Course Overview

Is this class for me?

Interests

Ambiguities in ethics and platform policy → Try Moderator Mayhem
Complexity of organizational problems and tradeoffs associated with trust & safety → Try Trust & Safety Tycoon

Prerequisites

Requires coding in Python; intro CS background assumed
For research components, familiarity with at least one of:
- HCI / user studies
- ML methods
- Data science and statistics

Alternative Special Topics

If you find your interest lies in a specific subtopic of Trust & Safety, checkout one of the related special topics to this class:

Learning Outcomes

Overall T&S:

An understanding of the most pressing challenges for online global communication platforms
Foundational knowledge of current research in Online Trust and Safety
A draft policy proposal and a working implementation of that proposal

Content Moderation:

Understand the breadth of models for content moderation (reactive, proactive, community-governed, automated)
Conceptualize different approaches to moderating a space and reflect on how these models could evolve
Critically assess how automated content moderation mechanisms handle borderline and ambiguous cases

Algorithmic Tradeoffs:

Identify critical issues and ethical dilemmas in algorithmic systems, especially in T&S
Analyze technical, social, and policy-based responses to online harms (misinformation, extremist content, harassment, and others)
Develop in-depth knowledge of at least one selected harm type across the policy, technical, and organizational dimensions

Organizational Dynamics:

Understand platform T&S operations through the following categories:
- Account vs. content moderation
- Methods of Access vs. Harm
- Organizational vs. technical complexity (Content-Neutral Outcomes)

Assignments

The three assignments are designed to build on one another: reactive moderation → proactive moderation → applied research.

1. Assignment 1 - Discord Bot — Reactive Moderation

Source: Trust and Safety Engineering (Stanford CS152) + Cornell Tech CS 5342

A three-milestone project in which you act as the T&S team at a social media platform:

M1 (individual, Week 4): Abuse Research Report (2000–4000 words) covering one abuse type: description, actor/victim profiles, details, relevant technologies, and specific recommendations. Plus a Policy Comparison Table for three platforms.
M2 (group, Week 6): Design and implement a user reporting flow and behind-the-scenes moderator flow as a Discord bot in Python.
M3 (group, Week 6, extra credit): Extend the bot with automated detection — a classifier trained or prompted on your chosen abuse type.

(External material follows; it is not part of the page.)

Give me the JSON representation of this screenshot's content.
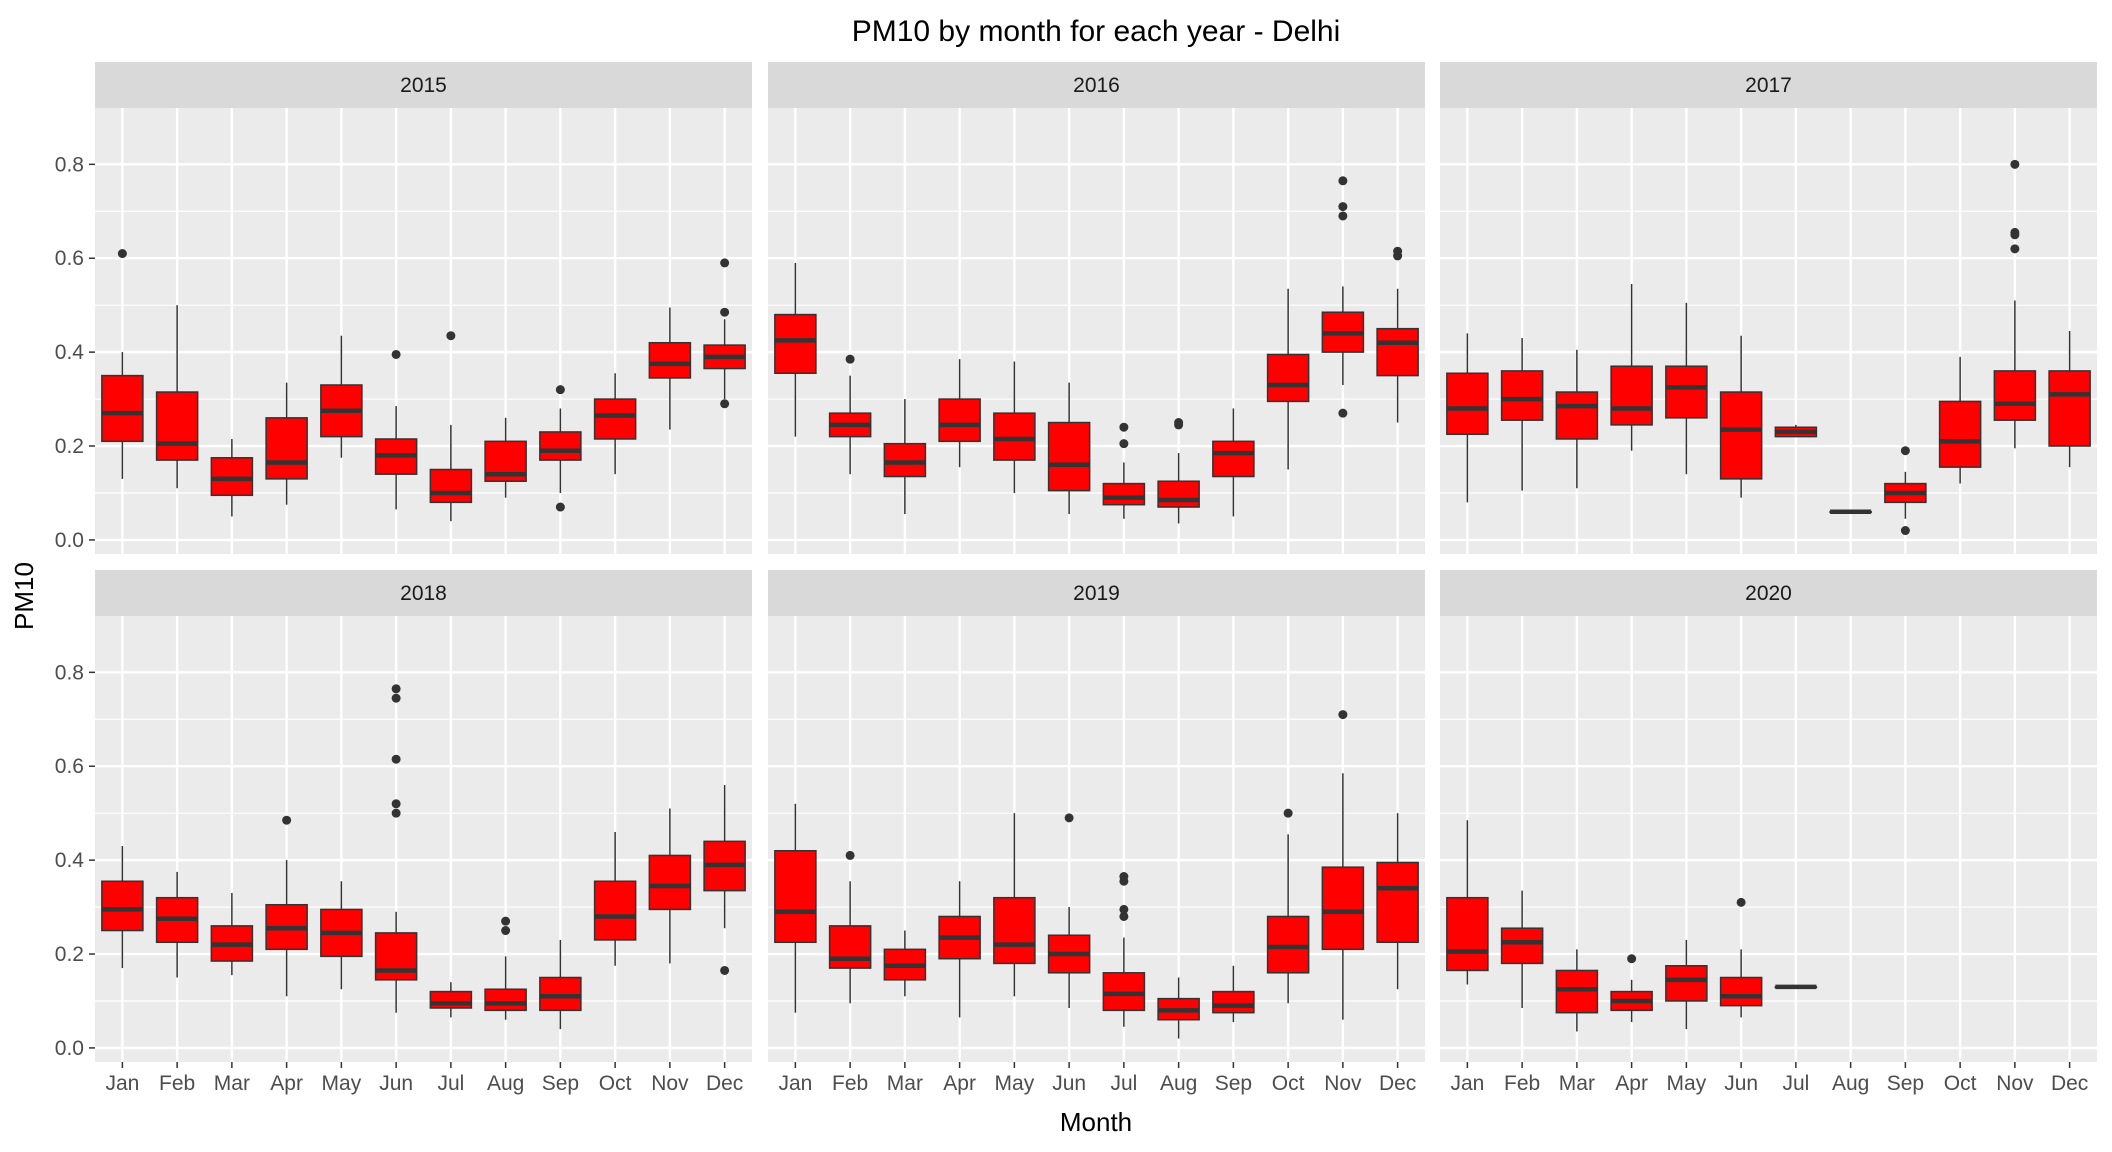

Full spec: Assignments/Discord Bot/Discord Bot.md

2. Assignment 2 - Bluesky Moderation — Proactive Moderation

Source: Cornell Tech CS 5342

Build a Bluesky labeler — a service that attaches categorical labels to posts and accounts. Users who subscribe to your labeler can configure how labels affect what they see.

M1: Labeler setup (AT Protocol, Bluesky account, starter code)
M2: Label posts matching T&S-related words and domains (text matching)
M3: Label posts linking to specific news sources (domain matching)
M4: Label dog photos using perceptual hashing (image matching)
M5 (policy proposal, Week 10): Extend your labeler to handle a harm of your choice; document your process, testing, and ethical analysis in a 10-minute video

Full spec: Assignments/Bluesky Moderation/Bluesky Moderation.md
Starter code: Assignments/Bluesky Moderation/bluesky_labeler_assignment/bluesky-assign3/

3. Assignment 3 - Podcast Factchecking — Applied T&S Research

Source: Irmetova, Liu, Teleki, Carragher, Zhang, & Caverlee (2026). PodChecker: An Interpretable Fact-Checking Companion for Podcasts.

Collect and analyze podcast data through the lens of a fact-checking or trust-and-safety application. The reference implementation (PodChecker) provides a claim-extraction and credibility-analysis pipeline; students may extend, replicate, or critically analyze it using a different dataset or harm type.

Full spec: Assignments/Podcast Factchecking/Podcast Factchecking.md
Code: Assignments/Podcast Factchecking/PodChecker/

Curriculum

Texts

Working textbook: tsbook (Stamos, Grossman, Pfefferkorn) — available chapters: Introduction, Spam/Fraud, Harassment, Child Sexual Exploitation
TSPA resources: Handbook and Library
Consortium: reading list

Lectures

The course lectures are modeled on the Teaching Trust & Safety Consortium.
See Curriculum for the full week-by-week schedule.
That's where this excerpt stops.